By Joyce Bai
As the field of social impact evolves, practitioners and scholars are building frameworks to evaluate and monitor social impact initiatives. While the natural and social sciences have established standards for assessment, the results of social impact projects and activities are often in service of larger initiatives, making them challenging to quantify and evaluate. The concepts detailed below can help guide the evaluation of these projects.
Standards of Evidence
A helpful framework for conceptualizing evaluation methods are standards of evidence, which categorize metrics of social impact into five levels.
- Level One
This level requires a theory of change: a methodology that tracks the ripple effects of social impact work. Though theories of change are necessary for projects, they are often insufficient to prove success.
- Level Two
This level requires a theory of change as well as data on or evidence of outputs (e.g. number of reports published, people served, skills gained). Though these metrics are quantifiable and show a measurable effect of initiatives, they cannot prove that the project is the primary cause of change.
- Level Three
This level requires evidence of a change in the status quo. This means there is a record of the circumstances before and after a project that demonstrates that the conditions have changed. Though this level of evidence is more robust, it still does not prove that the project is the reason for change.
- Level Four
This level requires proof that the project was the cause of a change in status quo. This is difficult to achieve because social impact projects do not occur in a vacuum, so it is challenging to create a controlled environment for an experiment.
- Level Five
In addition to a change in outcome and proof of causality, this level of evidence requires indication that the change is replicable.

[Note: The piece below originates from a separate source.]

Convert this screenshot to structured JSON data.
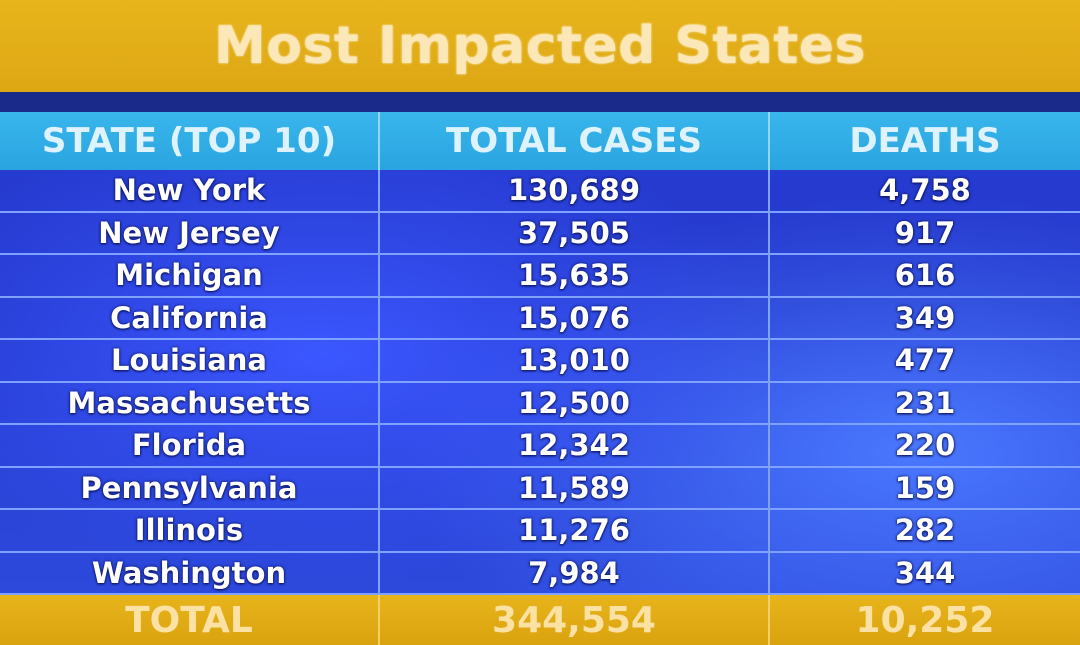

Most social impact projects reach level two or three, but few reach level four or above since these require rigorous experiment design and a controllable environment. Even within levels two and three, success of social impact projects is difficult to gauge because of the distinctions between outputs, outcomes, and impact.
Outputs, Outcomes, and Impact
Measuring success depends on what metrics are used and whether they measure outputs, outcomes, or impact.
Outputs are the direct, immediate products of an activity. For example, in a project focused on tech-enabled public benefit delivery systems, an output could be a written report. A metric of that output might be the number of reports published.
Outcomes indicate a higher level of success where the project creates a change in the status quo. For example, if a state administrator reads the project’s report and decides to redesign a benefit application, that new initiative is an outcome of the project’s work. This level of success is difficult to evaluate and prove. In this example, the project would have to follow up with every person who reads the report to find out if they implemented its recommendations.
However, even if the project’s work does not immediately result in change, it may cause a positive ripple effect. In this example, a state administrator who reads the report might share it with their network and gain insights that impact future decision-making. While it is not enough to gauge a project’s merits on the hypothetical, many social impact projects focused on local governments require cultural changes and increased awareness and trust of innovative initiatives, so activities that promote such an environment are important.
The highest level of success is impact—which is clear, measurable evidence that a significant number of lives have improved. In our example of the tech-enabled benefits report, impact would be the increase in the number of people who received a certain benefit after a new application launched.
As the Beeck Center has learned from our engagements with state, local, teritorial, tribal, (SLTT) and federal governments, many puzzle pieces need to be in place for success: the investment of a high-level decision maker, technical expertise, user engagement, and dedicated staff and resources, among many other factors. Knowledge sharing and documenting examples of this work will help create the enabling environment for projects to succeed. While the end-goal of our work is impact, we can often only measure the outcomes of our work. Crucially, this work towards achieving outcomes is no less valuable. Capacity, culture, knowledge, and investment within governments and their partners are necessary to improve people’s lives. The Beeck Center’s projects contribute to this infrastructure.
While social impact evaluation is complex and layered, we are leaning into this challenge guided by the frameworks above. We are working to improve our monitoring and evaluation strategies by identifying what impact looks like and tracing our work through our theory of change. As the field of social impact evaluation advances, we will continue to assess and strengthen our measurement techniques and impact.
Joyce Bai (’24) was a student analyst with the Beeck Center for Social Impact + Innovation during summer 2022.